一方、ミカゲはかつて某管理外世界の「あからさまに違法な魔導研究施設」で長らく囚われの身となっており、そこで『保護された記憶まで何割かを強引に消去されてしまう』など、相当な虐待を受けていました。そのため、八神家によって救出・保護された後の「丸2年ほどの具体的な記憶」は、彼女の「深層メモリー」を充分な深さにまで埋め戻すために使われてしまいました。人間で言えば、乳幼児期の記憶のように「無意識の奥底」へと沈んでしまったのです。
結果として、ミカゲが現在、明瞭に思い出すことができるのは、新暦85年の「お引っ越し」以降の、ここ九年半ほどの事に限られていました。
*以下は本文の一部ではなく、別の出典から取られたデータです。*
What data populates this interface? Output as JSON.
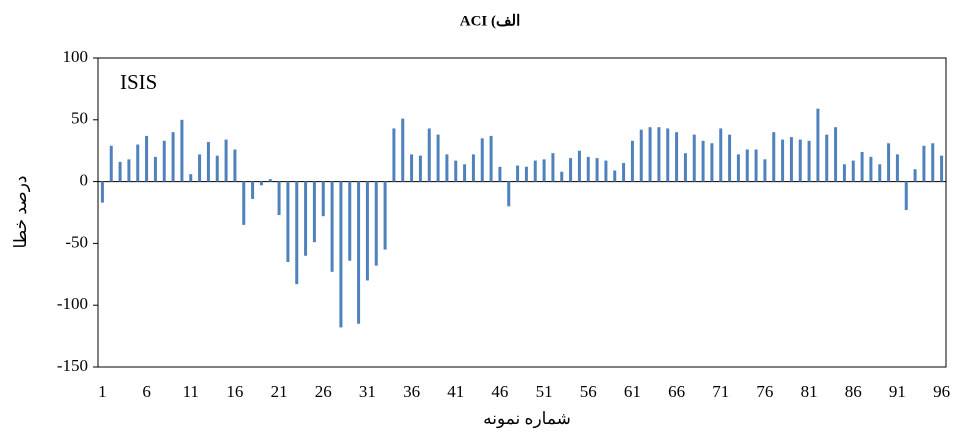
{
  "chart_data": {
    "type": "bar",
    "title": "الف) ACI",
    "annotation": "ISIS",
    "x_label": "شماره نمونه",
    "y_label": "درصد خطا",
    "categories": [
      "1",
      null,
      null,
      null,
      null,
      "6",
      null,
      null,
      null,
      null,
      "11",
      null,
      null,
      null,
      null,
      "16",
      null,
      null,
      null,
      null,
      "21",
      null,
      null,
      null,
      null,
      "26",
      null,
      null,
      null,
      null,
      "31",
      null,
      null,
      null,
      null,
      "36",
      null,
      null,
      null,
      null,
      "41",
      null,
      null,
      null,
      null,
      "46",
      null,
      null,
      null,
      null,
      "51",
      null,
      null,
      null,
      null,
      "56",
      null,
      null,
      null,
      null,
      "61",
      null,
      null,
      null,
      null,
      "66",
      null,
      null,
      null,
      null,
      "71",
      null,
      null,
      null,
      null,
      "76",
      null,
      null,
      null,
      null,
      "81",
      null,
      null,
      null,
      null,
      "86",
      null,
      null,
      null,
      null,
      "91",
      null,
      null,
      null,
      null,
      "96"
    ],
    "values": [
      -17,
      29,
      16,
      18,
      30,
      37,
      20,
      33,
      40,
      50,
      6,
      22,
      32,
      21,
      34,
      26,
      -35,
      -14,
      -3,
      2,
      -27,
      -65,
      -83,
      -60,
      -49,
      -28,
      -73,
      -118,
      -64,
      -115,
      -80,
      -68,
      -55,
      43,
      51,
      22,
      21,
      43,
      38,
      22,
      17,
      14,
      22,
      35,
      37,
      12,
      -20,
      13,
      12,
      17,
      18,
      23,
      8,
      19,
      25,
      20,
      19,
      17,
      9,
      15,
      33,
      42,
      44,
      44,
      43,
      40,
      23,
      38,
      33,
      31,
      43,
      38,
      22,
      26,
      26,
      18,
      40,
      34,
      36,
      34,
      33,
      59,
      38,
      44,
      14,
      17,
      24,
      20,
      14,
      31,
      22,
      -23,
      10,
      29,
      31,
      21
    ],
    "color": "#4f81bd",
    "ylim": [
      -150,
      100
    ],
    "yticks": [
      -150,
      -100,
      -50,
      0,
      50,
      100
    ],
    "grid": false
  }
}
【ユニゾンデバイスの深層メモリーについては、「プロローグ 第6章 第6節」の後半を御参照ください。】
そして、四人は麻雀を続けながらも、さらにこんな会話をしました。
「じゃあ、シャマル姉さんは、例の〈マルチタスク〉も、その強化プログラムのおかげなんデスか?」
「ああ。ただし、同じ用語でも、普通の人間が言う『マルチタスク』は、単なる『ながら』の延長だからな。無理に二つの作業を同時に進めても、現実には、単位時間あたりのストレス量が下がるだけで、作業効率そのものはロクに上がらねえ。普通の人間は、おとなしく『目の前の一つ一つの作業』に集中していた方が良いんだよ。
まあ、空士のような『高速思考』のスキルを持つ魔導師なら、効率を下げずに幾つかの作業を同時に進めることもできるんだが、それはただ単に、脳の各部位の『スキマ時間』を埋めていく形で細かく作業を割り振って、脳全体を休ませずに働かせ続けているだけのことだ。しばらく続けると、必ず頭が痛くなって来る。